Die Labour-Partei in Malta hat sich bei den Parlamentswahlen am vergangenen Sonntag voraussichtlich eine vierte Amtszeit in Folge gesichert. Hochrechnungen zeigen, dass der amtierende Premierminister Robert Abela mit einem deutlichen Vorsprung den Wahlsieg erringen konnte.
Abela betonte die Notwendigkeit wirtschaftlicher Stabilität, nachdem Malta im vergangenen Jahr das höchste BIP-Wachstum innerhalb der EU von vier Prozent verzeichnete. Die Inflationsrate ist niedrig und die Arbeitslosigkeit nahezu nicht vorhanden.
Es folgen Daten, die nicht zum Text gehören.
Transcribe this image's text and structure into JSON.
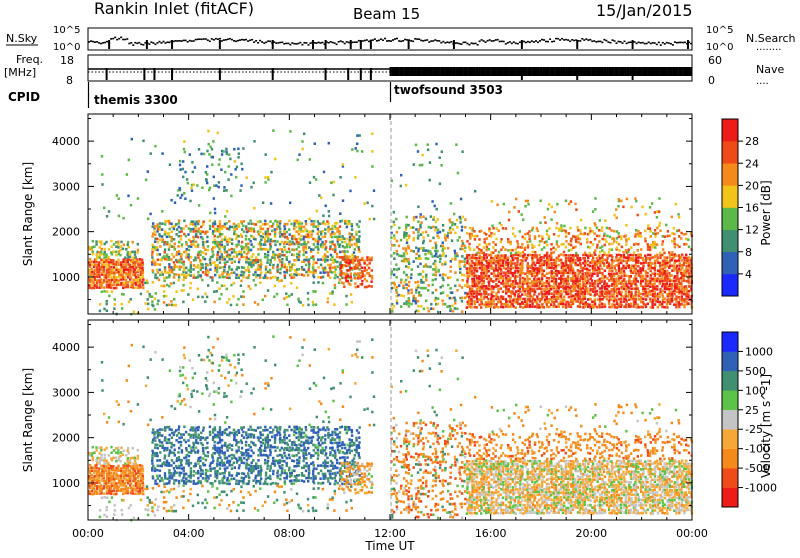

Der Premierminister hatte die vorgezogenen Wahlen mit den aktuellen geopolitischen Spannungen begründet und unterstrich, dass seine Regierung ein Jahr früher ein neues Mandat benötige. Abela ist seit 2020 im Amt und gleichzeitig Vorsitzender der sozialdemokratischen Regierungspartei.
Die oppositionelle Nationalistische Partei wurde von der vorgezogenen Wahl überrascht. In der Öffentlichkeit gab es vor der Wahl keine signifikante Wechselstimmung.